With the AI-assisted reporter churning out bread-and-butter content, other reporters in the newsroom are freed up to go to court, meet a councilor for coffee or attend a village fete, Worcester’s editor says News. Stephanie Preece.
“AI cannot be at the scene of an accident, in court, in a council meeting, visit a grieving family or look someone in the eye and say they are lying. All it does is free journalists to do more,” he says. “Instead of avoiding it or fearing it, we’re saying AI is here to stay – so how can we harness it?”
He adds that Newsquest’s tool does not generate content – a trained journalist puts information into the tool, which is then edited and modified if necessary by a news editor – and will, they hope, avoid ChatGPT’s reputation for being inaccurate.
In a recent interview with the Press Gazette, the CEO of Newsquest, Henry Faure Walkersaid the introduction of an AI-assisted role had proved invaluable to the Hexham Courant in Northumberland in September, when the town suddenly found itself at the center of a national news story when the Sycamore Gap tree on Hadrian’s Wall was felled by a vandal.
“The AI reporter could pretty much hold down the fort for the week, filling the paper, and let the other reporter go out and do really good investigative stuff, video and follow the story, which we couldn’t have I am doing. We will proceed carefully,” he said.
Jody Doherty-Cove, head of AI at Newsquest, says he understands the anxiety about AI in journalism, but insists there are multiple safeguards in place at Newsquest, including extensive training and a new code of ethics.
Recently, a journalist received the team’s first response to a freedom of information request generated by AI – about the cost of tea and biscuits provided at council meetings. A reporter came up with the idea, but the AI created the letter and found the email address to send it to.
Doherty-Cove predicts that soon the use of artificial intelligence as a newsroom tool will be widespread and uncontroversial. “In the future, the term AI system reporter will be as redundant as the term Internet-assisted reporter sounds now,” he says. “The Internet has helped journalists find information and create richer stories, and artificial intelligence offers these benefits as well.”
In June, the Guardian published its generative AI principles pledging to use the technology only with care and caution, and in September it blocked OpenAI from using its content to power AI products such as ChatGPT.
And the New York Times this week sued OpenAI and Microsoft for what the suit claims is an attempt “to take advantage of the Times’ massive investment in its journalism, using it to build substitute products without permission or payment.” In response, OpenAI said it “respects the rights of content creators and owners” and was “surprised and disappointed by this development” after starting talks with the publication.
Local reporters – increasingly thin on the ground, overstretched and underpaid – need all the help they can get.
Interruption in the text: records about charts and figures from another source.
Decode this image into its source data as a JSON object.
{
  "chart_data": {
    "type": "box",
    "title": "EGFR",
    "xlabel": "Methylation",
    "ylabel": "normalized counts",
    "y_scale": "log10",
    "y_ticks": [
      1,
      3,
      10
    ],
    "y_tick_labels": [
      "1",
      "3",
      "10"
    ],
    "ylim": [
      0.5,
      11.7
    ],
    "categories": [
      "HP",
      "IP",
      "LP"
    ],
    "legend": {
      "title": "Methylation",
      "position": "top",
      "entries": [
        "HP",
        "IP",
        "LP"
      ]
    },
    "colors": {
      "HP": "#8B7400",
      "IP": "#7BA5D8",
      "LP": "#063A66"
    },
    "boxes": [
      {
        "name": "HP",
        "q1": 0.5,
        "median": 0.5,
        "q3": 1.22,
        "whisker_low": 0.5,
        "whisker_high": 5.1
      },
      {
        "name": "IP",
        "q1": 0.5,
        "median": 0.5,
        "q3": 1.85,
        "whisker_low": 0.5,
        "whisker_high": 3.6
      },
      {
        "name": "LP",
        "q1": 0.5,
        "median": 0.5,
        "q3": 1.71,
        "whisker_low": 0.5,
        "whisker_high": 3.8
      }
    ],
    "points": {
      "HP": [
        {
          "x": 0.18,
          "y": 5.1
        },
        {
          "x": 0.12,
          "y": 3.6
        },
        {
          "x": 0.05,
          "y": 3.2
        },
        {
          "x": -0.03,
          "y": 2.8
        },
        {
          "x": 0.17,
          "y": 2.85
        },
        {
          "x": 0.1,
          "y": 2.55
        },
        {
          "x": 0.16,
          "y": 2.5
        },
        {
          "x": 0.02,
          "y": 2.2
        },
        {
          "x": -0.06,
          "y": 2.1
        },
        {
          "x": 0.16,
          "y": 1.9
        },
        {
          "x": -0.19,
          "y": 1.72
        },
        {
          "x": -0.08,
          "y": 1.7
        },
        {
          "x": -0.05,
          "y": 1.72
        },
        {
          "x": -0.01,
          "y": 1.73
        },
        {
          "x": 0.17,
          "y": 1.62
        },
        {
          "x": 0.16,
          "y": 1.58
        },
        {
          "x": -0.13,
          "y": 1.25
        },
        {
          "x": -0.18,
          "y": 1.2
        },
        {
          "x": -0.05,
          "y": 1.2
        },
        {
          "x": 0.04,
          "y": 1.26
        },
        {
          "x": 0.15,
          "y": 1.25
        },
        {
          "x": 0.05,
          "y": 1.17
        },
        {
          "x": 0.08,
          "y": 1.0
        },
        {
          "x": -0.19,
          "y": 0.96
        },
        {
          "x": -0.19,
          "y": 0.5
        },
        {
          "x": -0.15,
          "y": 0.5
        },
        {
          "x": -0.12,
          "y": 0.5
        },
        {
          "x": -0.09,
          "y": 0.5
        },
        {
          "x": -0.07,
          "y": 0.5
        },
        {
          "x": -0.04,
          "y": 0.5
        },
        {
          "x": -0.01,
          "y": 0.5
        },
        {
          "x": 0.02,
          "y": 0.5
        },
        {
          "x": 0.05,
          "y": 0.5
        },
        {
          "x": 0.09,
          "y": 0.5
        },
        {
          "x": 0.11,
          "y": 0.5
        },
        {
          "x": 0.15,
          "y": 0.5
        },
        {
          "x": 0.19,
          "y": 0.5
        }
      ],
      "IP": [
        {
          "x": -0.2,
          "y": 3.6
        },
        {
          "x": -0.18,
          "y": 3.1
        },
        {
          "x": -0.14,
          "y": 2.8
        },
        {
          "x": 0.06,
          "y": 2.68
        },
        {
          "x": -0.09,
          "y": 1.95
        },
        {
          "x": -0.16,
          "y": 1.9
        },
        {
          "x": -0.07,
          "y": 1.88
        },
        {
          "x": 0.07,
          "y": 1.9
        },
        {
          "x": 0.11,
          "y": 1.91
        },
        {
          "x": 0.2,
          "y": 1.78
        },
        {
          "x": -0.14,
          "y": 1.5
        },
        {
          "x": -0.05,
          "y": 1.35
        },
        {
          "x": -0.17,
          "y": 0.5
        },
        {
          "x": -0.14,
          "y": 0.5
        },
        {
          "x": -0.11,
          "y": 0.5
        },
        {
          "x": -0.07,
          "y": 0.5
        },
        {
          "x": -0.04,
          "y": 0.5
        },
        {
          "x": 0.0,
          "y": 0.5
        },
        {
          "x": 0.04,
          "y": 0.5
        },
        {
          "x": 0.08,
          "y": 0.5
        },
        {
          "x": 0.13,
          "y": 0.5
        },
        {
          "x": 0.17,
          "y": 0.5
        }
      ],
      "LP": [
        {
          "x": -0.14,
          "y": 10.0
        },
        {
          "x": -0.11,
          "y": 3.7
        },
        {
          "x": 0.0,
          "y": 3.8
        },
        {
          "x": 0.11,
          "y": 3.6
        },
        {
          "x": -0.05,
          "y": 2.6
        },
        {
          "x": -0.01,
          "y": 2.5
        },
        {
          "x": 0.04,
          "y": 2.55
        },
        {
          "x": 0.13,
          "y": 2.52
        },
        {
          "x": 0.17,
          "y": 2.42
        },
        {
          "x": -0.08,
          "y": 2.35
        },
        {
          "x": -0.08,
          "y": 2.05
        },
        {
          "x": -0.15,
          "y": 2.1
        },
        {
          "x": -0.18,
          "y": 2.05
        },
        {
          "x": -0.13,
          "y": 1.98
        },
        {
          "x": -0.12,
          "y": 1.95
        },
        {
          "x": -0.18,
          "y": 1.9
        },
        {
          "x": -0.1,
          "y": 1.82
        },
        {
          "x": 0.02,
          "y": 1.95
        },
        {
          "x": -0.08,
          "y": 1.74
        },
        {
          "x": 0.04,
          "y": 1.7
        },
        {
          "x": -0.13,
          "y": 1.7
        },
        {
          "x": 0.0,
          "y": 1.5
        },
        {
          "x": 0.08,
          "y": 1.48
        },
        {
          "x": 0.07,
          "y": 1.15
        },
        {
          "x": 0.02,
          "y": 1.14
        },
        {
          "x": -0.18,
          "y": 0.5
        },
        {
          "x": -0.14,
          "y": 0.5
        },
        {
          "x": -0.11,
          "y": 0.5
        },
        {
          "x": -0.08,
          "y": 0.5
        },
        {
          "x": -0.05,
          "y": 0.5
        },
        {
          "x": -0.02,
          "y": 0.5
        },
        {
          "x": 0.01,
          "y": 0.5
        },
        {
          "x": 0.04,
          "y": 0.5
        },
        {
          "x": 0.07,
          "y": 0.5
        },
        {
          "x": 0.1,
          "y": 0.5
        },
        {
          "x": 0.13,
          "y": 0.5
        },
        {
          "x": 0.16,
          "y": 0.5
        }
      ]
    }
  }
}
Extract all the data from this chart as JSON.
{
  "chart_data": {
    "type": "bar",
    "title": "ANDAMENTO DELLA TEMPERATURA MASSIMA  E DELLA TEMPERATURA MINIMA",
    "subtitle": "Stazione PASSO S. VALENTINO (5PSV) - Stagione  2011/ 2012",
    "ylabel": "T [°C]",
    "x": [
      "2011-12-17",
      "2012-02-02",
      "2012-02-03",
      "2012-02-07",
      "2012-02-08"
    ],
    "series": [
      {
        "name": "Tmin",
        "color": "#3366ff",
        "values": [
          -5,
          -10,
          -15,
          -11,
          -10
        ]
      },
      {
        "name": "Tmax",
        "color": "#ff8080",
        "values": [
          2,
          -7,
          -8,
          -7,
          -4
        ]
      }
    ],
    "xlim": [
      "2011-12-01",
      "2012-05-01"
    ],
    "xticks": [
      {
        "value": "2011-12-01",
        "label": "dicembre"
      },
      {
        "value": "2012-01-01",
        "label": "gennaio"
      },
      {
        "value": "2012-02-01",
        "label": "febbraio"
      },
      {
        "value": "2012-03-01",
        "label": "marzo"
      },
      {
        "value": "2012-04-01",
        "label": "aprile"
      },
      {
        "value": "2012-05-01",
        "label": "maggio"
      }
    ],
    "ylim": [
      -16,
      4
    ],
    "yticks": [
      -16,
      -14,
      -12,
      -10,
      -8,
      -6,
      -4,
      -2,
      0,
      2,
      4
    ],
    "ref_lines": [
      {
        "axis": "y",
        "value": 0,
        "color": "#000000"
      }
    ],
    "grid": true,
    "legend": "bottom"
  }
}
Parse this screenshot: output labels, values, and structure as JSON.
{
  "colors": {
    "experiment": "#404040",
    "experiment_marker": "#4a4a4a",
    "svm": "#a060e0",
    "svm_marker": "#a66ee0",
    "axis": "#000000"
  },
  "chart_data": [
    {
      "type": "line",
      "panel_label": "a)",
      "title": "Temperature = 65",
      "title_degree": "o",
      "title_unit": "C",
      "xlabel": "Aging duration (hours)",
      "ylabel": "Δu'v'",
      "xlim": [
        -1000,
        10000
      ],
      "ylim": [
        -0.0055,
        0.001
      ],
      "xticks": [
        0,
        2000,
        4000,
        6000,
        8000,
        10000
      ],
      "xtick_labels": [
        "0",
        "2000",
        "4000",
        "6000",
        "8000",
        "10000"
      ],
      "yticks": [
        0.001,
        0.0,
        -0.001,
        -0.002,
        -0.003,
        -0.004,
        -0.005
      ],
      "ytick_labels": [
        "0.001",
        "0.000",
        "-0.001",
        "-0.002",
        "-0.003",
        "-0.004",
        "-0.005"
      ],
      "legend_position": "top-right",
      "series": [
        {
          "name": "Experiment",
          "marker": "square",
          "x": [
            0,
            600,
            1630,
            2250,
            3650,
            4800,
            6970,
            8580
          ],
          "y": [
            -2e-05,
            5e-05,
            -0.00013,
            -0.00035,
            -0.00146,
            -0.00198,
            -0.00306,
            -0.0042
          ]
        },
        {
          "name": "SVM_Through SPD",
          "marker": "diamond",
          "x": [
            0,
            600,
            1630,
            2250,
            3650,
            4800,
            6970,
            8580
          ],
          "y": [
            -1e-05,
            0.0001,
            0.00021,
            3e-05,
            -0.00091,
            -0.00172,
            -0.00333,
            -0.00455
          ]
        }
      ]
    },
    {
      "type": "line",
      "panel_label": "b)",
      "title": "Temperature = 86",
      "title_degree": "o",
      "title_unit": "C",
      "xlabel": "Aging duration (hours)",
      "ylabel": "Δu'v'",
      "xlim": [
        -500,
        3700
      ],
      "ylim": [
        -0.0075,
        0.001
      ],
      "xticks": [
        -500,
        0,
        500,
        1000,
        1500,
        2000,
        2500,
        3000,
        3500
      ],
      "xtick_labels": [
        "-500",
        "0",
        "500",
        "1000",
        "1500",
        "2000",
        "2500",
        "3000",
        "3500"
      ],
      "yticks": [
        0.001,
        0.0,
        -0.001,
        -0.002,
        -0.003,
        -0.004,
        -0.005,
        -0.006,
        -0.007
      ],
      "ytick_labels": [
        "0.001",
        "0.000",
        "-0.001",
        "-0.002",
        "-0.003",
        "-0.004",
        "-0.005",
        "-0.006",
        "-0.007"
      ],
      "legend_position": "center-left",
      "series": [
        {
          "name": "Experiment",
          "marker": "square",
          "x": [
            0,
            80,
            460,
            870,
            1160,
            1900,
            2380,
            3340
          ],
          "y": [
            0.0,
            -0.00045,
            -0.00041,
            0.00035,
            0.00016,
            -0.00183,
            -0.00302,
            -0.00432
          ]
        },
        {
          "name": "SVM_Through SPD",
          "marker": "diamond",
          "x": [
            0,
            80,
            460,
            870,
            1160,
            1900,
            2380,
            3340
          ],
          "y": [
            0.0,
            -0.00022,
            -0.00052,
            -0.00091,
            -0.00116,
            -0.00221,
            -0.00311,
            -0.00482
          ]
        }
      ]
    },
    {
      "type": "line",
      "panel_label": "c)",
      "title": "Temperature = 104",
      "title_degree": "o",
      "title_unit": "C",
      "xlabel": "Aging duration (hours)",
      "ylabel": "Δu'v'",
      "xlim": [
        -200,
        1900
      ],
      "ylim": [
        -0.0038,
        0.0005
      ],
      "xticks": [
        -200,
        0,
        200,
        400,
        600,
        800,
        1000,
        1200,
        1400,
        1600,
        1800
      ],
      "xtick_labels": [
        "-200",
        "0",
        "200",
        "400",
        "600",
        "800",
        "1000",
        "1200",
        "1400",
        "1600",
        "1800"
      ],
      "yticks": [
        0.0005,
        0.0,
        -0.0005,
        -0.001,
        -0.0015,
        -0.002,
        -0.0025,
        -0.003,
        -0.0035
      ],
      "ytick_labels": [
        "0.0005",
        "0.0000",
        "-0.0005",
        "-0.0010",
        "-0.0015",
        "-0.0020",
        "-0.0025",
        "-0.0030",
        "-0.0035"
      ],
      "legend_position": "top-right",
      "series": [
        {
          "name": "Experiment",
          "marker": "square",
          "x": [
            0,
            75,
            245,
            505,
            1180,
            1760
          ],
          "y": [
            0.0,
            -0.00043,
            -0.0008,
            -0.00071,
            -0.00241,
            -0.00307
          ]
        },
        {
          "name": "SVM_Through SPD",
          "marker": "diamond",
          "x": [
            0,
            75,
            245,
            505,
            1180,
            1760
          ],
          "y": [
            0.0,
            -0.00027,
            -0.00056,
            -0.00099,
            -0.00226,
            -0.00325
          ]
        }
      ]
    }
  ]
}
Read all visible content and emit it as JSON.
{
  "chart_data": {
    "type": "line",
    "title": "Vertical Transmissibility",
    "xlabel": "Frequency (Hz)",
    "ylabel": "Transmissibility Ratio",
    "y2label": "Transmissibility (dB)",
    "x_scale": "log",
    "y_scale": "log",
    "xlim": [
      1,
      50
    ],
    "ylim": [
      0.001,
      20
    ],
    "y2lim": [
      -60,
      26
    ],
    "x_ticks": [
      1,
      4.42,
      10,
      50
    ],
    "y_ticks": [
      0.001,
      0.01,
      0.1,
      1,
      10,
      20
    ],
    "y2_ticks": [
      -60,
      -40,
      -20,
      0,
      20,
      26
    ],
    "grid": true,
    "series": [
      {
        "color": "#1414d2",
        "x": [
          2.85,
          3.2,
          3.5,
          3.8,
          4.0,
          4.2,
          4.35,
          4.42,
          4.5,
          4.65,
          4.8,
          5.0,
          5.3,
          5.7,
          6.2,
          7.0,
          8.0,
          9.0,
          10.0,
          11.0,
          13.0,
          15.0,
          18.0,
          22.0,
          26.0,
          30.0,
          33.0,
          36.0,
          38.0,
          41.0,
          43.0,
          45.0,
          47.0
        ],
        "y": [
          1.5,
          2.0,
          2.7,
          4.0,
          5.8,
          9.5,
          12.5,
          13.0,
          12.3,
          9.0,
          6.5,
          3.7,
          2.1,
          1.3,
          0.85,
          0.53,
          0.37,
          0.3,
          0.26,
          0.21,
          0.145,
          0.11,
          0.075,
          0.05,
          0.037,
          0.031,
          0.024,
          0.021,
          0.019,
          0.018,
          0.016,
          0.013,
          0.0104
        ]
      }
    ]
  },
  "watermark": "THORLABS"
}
In the last 12 months alone Reach, publisher of the Liverpool Echo and Manchester Evening News as well as the Mirror and Express titles, has cut 800 roles in several bruising rounds of cuts.
Reach sparked controversy in the spring when it revealed it was testing the use of artificial intelligence for news writing and had published its first articles, including “Seven things to do in Newport”, written using technology. But its chief executive, Jim Mullen, said the job cuts were not related to artificial intelligence and told reporters they should not fear being replaced by machines.
However, the number of reporters – and local publications – continues to decline. According to figures from the Charitable Journalism Project, there are probably fewer local newspapers in Britain now than at any other time since the 18th century. The long-term decline has accelerated rapidly: more than 320 local titles closed between 2009 and 2019 as advertising revenue fell by around 70%.
If Berrow’s Worcester Journal is not to join their ranks, it will have to maintain its capacity for reinvention, says Preece. “Every newspaper editor knows that they are just a watchdog for a short period of time and all you can do is the best for that title. But to do that you have to embrace change, you have to move with the world.”